En la retaguardia, sobre los partes de guerra, la radio no tardará en convertirse en un símbolo de esperanza. Algo así como el Daily Planet a la Metrópolis de Supermán. Aunque siempre sean odiosas, permítaseme en este caso la comparación por un dato sumamente significativo. El veintisiete de febrero de 1940, la revista Look publicará unas viñetas en las que el superhéroe captura a Hitler y a Stalin para ponerlos a disposición de la Sociedad de Naciones —entonces con sede en Ginebra— y que respondan por el apocalipsis que uno y otro, en igual medida, han provocado. La capacidad de los políticos, para llevar a las masas que pastorean a la hecatombe, a ambos lados del espectro, en todas las épocas y latitudes, es una fuente inagotable.

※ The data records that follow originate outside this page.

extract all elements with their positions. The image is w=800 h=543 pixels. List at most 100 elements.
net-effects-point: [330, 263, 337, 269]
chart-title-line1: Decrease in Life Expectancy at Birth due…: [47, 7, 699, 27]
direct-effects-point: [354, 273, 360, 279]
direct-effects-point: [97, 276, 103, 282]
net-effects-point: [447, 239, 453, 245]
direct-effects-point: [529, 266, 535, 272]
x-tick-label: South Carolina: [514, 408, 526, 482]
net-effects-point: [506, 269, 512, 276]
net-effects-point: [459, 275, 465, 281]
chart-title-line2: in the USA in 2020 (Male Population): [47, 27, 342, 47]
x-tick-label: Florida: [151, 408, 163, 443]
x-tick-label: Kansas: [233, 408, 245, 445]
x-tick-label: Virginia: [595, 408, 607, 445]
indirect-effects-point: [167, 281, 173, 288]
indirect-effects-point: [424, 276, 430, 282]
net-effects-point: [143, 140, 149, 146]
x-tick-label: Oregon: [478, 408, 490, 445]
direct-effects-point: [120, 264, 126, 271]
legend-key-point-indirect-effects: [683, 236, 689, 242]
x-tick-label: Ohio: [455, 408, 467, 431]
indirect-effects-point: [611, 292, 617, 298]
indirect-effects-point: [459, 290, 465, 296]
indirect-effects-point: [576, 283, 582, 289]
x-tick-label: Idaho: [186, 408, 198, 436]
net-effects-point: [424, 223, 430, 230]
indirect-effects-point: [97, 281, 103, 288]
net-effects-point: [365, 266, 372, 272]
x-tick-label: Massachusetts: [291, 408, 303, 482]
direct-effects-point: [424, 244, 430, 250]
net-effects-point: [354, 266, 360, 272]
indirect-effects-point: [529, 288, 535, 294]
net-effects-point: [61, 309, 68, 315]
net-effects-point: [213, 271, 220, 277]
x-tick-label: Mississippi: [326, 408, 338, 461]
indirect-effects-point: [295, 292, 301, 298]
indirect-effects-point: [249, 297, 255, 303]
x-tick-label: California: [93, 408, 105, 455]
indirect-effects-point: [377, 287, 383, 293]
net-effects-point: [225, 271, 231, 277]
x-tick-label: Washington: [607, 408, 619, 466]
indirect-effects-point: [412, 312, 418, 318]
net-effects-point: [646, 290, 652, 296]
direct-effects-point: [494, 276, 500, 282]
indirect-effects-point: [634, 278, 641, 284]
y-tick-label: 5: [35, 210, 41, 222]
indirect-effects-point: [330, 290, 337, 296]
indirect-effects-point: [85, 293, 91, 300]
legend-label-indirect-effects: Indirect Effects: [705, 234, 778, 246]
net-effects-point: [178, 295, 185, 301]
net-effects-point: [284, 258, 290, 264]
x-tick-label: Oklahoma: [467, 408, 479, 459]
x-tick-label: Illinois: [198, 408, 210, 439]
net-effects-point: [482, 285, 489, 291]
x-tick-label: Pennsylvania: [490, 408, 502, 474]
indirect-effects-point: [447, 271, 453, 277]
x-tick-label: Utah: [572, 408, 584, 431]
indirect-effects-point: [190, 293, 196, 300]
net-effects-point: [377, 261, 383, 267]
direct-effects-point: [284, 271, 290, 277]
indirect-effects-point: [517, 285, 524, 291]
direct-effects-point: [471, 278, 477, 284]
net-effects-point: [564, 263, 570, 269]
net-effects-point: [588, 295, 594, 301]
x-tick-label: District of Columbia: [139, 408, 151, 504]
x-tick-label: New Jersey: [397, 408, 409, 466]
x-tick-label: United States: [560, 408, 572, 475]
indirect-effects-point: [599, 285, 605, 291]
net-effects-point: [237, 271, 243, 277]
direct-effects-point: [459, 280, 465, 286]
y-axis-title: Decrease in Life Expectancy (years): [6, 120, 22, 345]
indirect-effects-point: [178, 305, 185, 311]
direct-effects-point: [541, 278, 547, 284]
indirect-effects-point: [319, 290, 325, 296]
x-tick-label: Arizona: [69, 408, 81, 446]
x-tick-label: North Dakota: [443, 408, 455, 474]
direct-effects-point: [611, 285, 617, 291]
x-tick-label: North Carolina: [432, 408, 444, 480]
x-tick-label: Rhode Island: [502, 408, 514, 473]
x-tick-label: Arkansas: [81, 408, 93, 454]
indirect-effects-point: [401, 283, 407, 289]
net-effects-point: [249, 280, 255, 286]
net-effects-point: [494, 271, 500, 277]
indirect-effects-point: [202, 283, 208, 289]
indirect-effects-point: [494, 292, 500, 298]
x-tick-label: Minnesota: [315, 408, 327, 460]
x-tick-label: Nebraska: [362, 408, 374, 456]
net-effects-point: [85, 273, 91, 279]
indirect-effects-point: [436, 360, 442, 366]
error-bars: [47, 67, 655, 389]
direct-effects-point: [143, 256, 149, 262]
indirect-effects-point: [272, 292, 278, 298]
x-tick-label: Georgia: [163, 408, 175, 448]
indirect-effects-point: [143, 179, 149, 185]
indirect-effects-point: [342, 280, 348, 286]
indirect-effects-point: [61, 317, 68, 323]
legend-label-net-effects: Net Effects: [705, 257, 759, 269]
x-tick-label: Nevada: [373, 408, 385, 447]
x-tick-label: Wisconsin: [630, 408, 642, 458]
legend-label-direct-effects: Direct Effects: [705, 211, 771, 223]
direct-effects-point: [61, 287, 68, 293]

Volviendo al joven Wajda, que el primero de septiembre de 1939 recuerda a su padre haciendo la maleta para ir a batirse con un ejército que, desde antes de que empezase la invasión, se sabía derrotado, el futuro autor de las películas más conmovedoras sobre la Armia Krajowa —el ejército patrio, la resistencia polaca— también estaba pendiente de Londres. Pero ni Londres ni París ordenaron el avance de sus tropas en defensa del suelo polaco. Ciertamente, a las nueve de la mañana del domingo tres de septiembre, el embajador británico en Berlín, Neville Henderson, presentó el ultimátum: “Si el gobierno de su Majestad no ha recibido garantías satisfactorias del cese de toda agresión contra Polonia y de la retirada de las tropas alemanas de dicho país a las once del horario británico de verano, existirá a partir de entonces el estado de guerra entre Gran Bretaña y Alemania”. Esa misma mañana, Francia hizo otro tanto.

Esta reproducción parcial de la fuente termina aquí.